Потом уже звали в ФНЛ – в «Химик» из Дзержинска и владивостокский «Луч». «Луч» я даже не рассматривал, слишком далеко. А «Химик»… я не знаю. Это другие деньги по сравнению с «Долгопрудным», да. Но это более профессиональный уровень. Это серьезные задачи, это две тренировки в день. Я отвык от этого. Я не помню, когда я последний раз тренировался дважды в день, мне сейчас одной вот так хватает. Меня очень останавливают этот профессионализм и перелеты, которые есть в ФНЛ.
– Из рекламы в итоге ушли?
– Да, я получал такие же деньги, играя на корпоративных турнирах, поэтому ушел. Там я складской работой больше занимался, оператором был. Принимал товар.
– Многие в Украине до сих пор уверены, что в Москве вы работали таксистом.
– Серьезно? Первый раз слышу. Знаю, что у всех было две версии. Одни считали, что у меня в Москве бизнес, а другие – что с бандитами связался.
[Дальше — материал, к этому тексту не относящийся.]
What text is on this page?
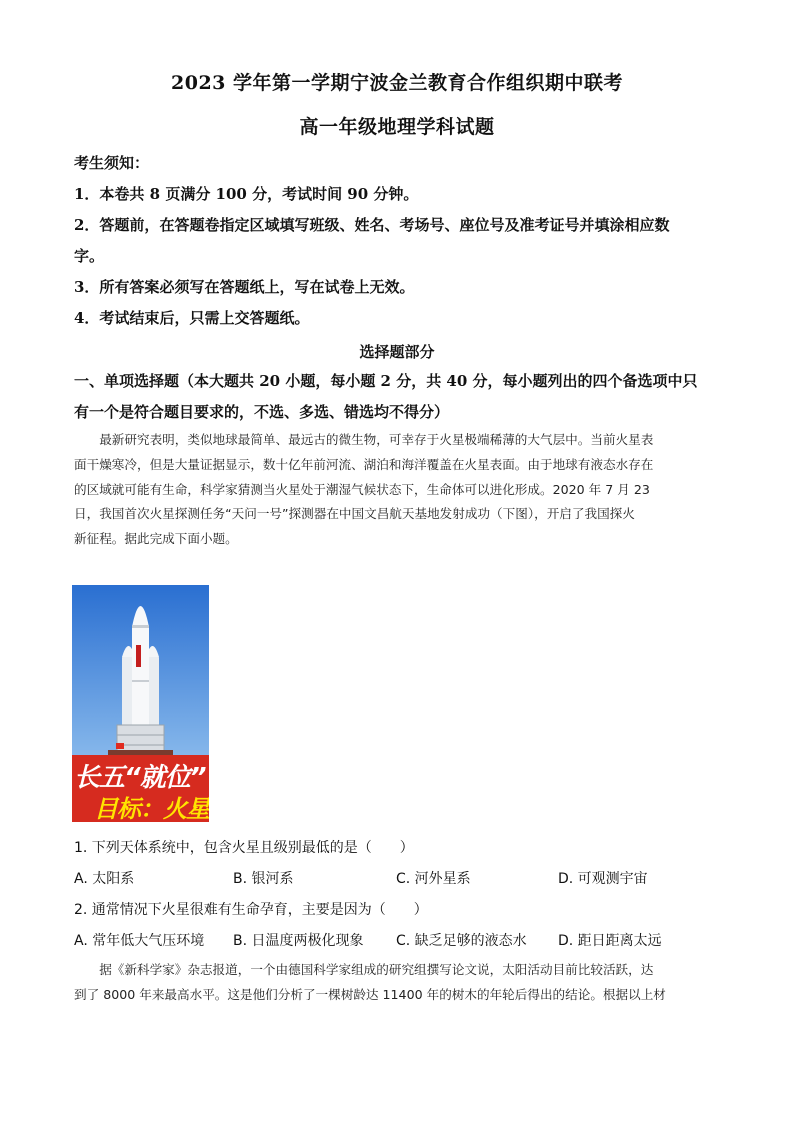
2023 学年第一学期宁波金兰教育合作组织期中联考
高一年级地理学科试题
考生须知：
1．本卷共 8 页满分 100 分，考试时间 90 分钟。
2．答题前，在答题卷指定区域填写班级、姓名、考场号、座位号及准考证号并填涂相应数
字。
3．所有答案必须写在答题纸上，写在试卷上无效。
4．考试结束后，只需上交答题纸。
选择题部分
一、单项选择题（本大题共 20 小题，每小题 2 分，共 40 分，每小题列出的四个备选项中只
有一个是符合题目要求的，不选、多选、错选均不得分）
　　最新研究表明，类似地球最简单、最远古的微生物，可幸存于火星极端稀薄的大气层中。当前火星表
面干燥寒冷，但是大量证据显示，数十亿年前河流、湖泊和海洋覆盖在火星表面。由于地球有液态水存在
的区域就可能有生命，科学家猜测当火星处于潮湿气候状态下，生命体可以进化形成。2020 年 7 月 23
日，我国首次火星探测任务“天问一号”探测器在中国文昌航天基地发射成功（下图），开启了我国探火
新征程。据此完成下面小题。
长五“就位”
目标：火星
1. 下列天体系统中，包含火星且级别最低的是（　　）
A. 太阳系	B. 银河系	C. 河外星系	D. 可观测宇宙
2. 通常情况下火星很难有生命孕育，主要是因为（　　）
A. 常年低大气压环境 B. 日温度两极化现象 C. 缺乏足够的液态水 D. 距日距离太远
　　据《新科学家》杂志报道，一个由德国科学家组成的研究组撰写论文说，太阳活动目前比较活跃，达
到了 8000 年来最高水平。这是他们分析了一棵树龄达 11400 年的树木的年轮后得出的结论。根据以上材
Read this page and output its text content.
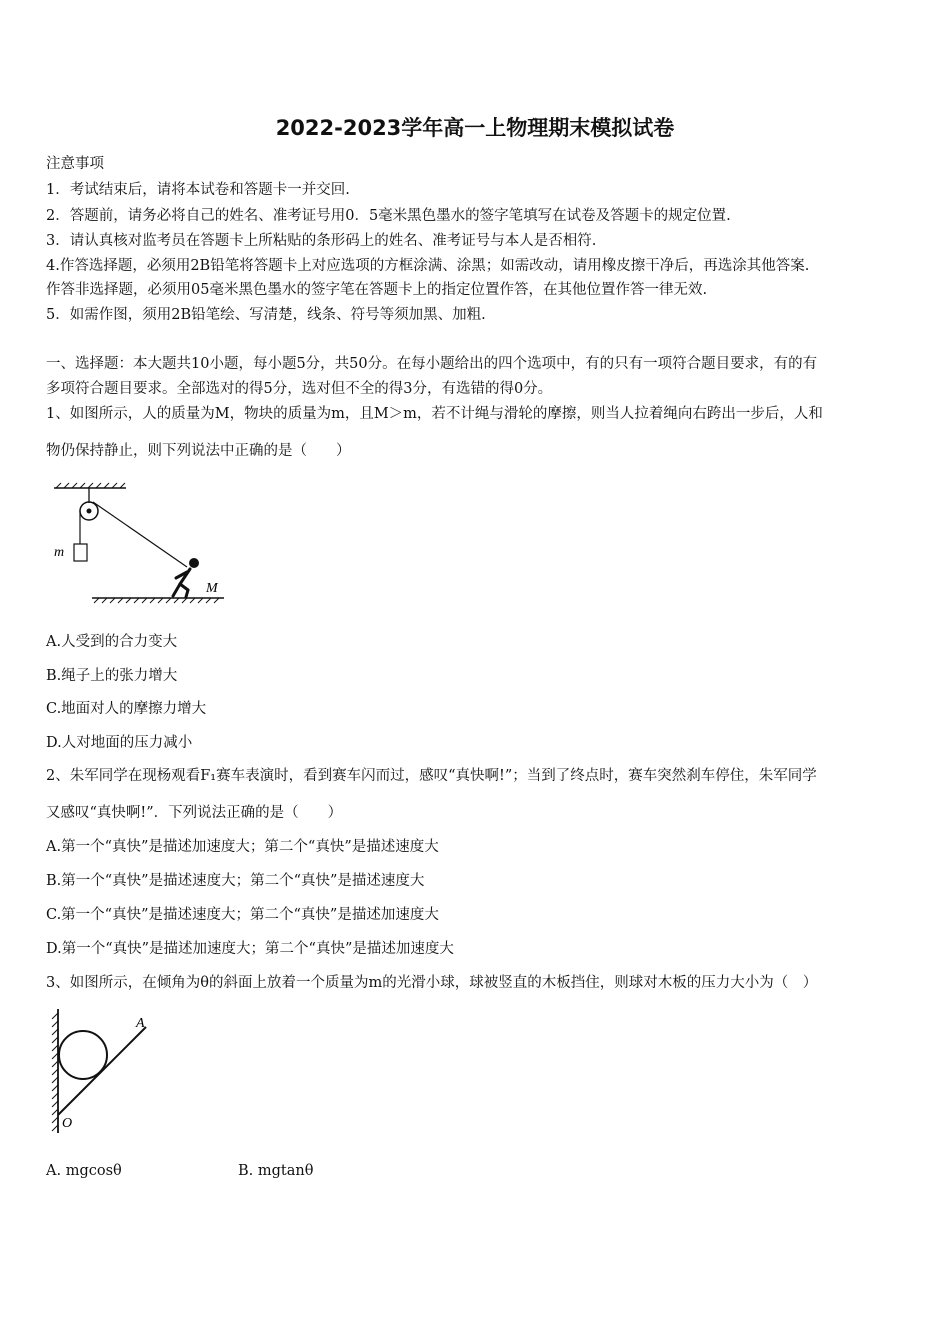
2022-2023学年高一上物理期末模拟试卷
注意事项
1．考试结束后，请将本试卷和答题卡一并交回.
2．答题前，请务必将自己的姓名、准考证号用0．5毫米黑色墨水的签字笔填写在试卷及答题卡的规定位置.
3．请认真核对监考员在答题卡上所粘贴的条形码上的姓名、准考证号与本人是否相符.
4.作答选择题，必须用2B铅笔将答题卡上对应选项的方框涂满、涂黑；如需改动，请用橡皮擦干净后，再选涂其他答案.
作答非选择题，必须用05毫米黑色墨水的签字笔在答题卡上的指定位置作答，在其他位置作答一律无效.
5．如需作图，须用2B铅笔绘、写清楚，线条、符号等须加黑、加粗.
一、选择题：本大题共10小题，每小题5分，共50分。在每小题给出的四个选项中，有的只有一项符合题目要求，有的有
多项符合题目要求。全部选对的得5分，选对但不全的得3分，有选错的得0分。
1、如图所示，人的质量为M，物块的质量为m，且M＞m，若不计绳与滑轮的摩擦，则当人拉着绳向右跨出一步后，人和
物仍保持静止，则下列说法中正确的是（　　）
m
M
A.人受到的合力变大
B.绳子上的张力增大
C.地面对人的摩擦力增大
D.人对地面的压力减小
2、朱军同学在现杨观看F₁赛车表演时，看到赛车闪而过，感叹“真快啊!”；当到了终点时，赛车突然刹车停住，朱军同学
又感叹“真快啊!”．下列说法正确的是（　　）
A.第一个“真快”是描述加速度大；第二个“真快”是描述速度大
B.第一个“真快”是描述速度大；第二个“真快”是描述速度大
C.第一个“真快”是描述速度大；第二个“真快”是描述加速度大
D.第一个“真快”是描述加速度大；第二个“真快”是描述加速度大
3、如图所示，在倾角为θ的斜面上放着一个质量为m的光滑小球，球被竖直的木板挡住，则球对木板的压力大小为（　）
A
O
A. mgcosθ	B. mgtanθ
Не знаю, почему, может из-за моей внешности.
– У вас занятные татуировки.
– Да, всего их шесть-семь. Первую сделал от нечего делать, как раз когда травма была, и затянуло. Две татуировки – про «Спартак».
– Ваша почта тоже начинается со слова «myasnoy». Давно так фанатеете?
– Ну, я не ярый болельщик, но в чемпионате России симпатизирую «Спартаку», я «мясной». Хотя футбол почти не смотрю – причем, так всегда было, с 14 лет. Ты и так играешь в него постоянно. Еще и смотреть? По-моему, это уже чересчур.
– Во второй лиге, где вы сейчас играете, по-прежнему много грязи?
– Ага, но это больше за пределами Москвы, в провинции. Вторую лигу ведь не освещают почти, поэтому клубы себя многое позволяют. В открытую, конечно, ничего не происходит – все решается между клубами, президентами. Я все равно считаю, что вторая лига – продажная, конечно. Если бы хоть раз в неделю показывали региональный матч по телевидению, этого было бы гораздо меньше. Потому что болельщики и так приходят, семечки грызут, им не важно, как именно победила команда – победила, и хорошо. Для меня это до сих пор немного непривычно. Все говорят: «Да это нормально». А я же хоть и родился в Москве, никогда в жизни не играл в российских лигах до этого.
– Сколько вы планируете играть еще?
– Могу сказать, что мне бы хотелось опять уехать на Украину. Не в «Динамо», конечно, но либо в высшую, либо в первую лигу. У меня есть агент, он что-то ищет. Но я считаю, что не надо напрашиваться самому. Я хочу, чтобы не я куда-то просился, а мне предложили.
– Сейчас у вас есть семья?
– Есть девушка, с которой я познакомился четыре года назад. Она, кстати, из Украины, но понятия не имела, кто я такой. Только потом ей украинские друзья подсказали: «А знаешь, что твой в «Динамо» играл?» «Да мне все равно», – говорит. – «Я футболом-то не увлекаюсь».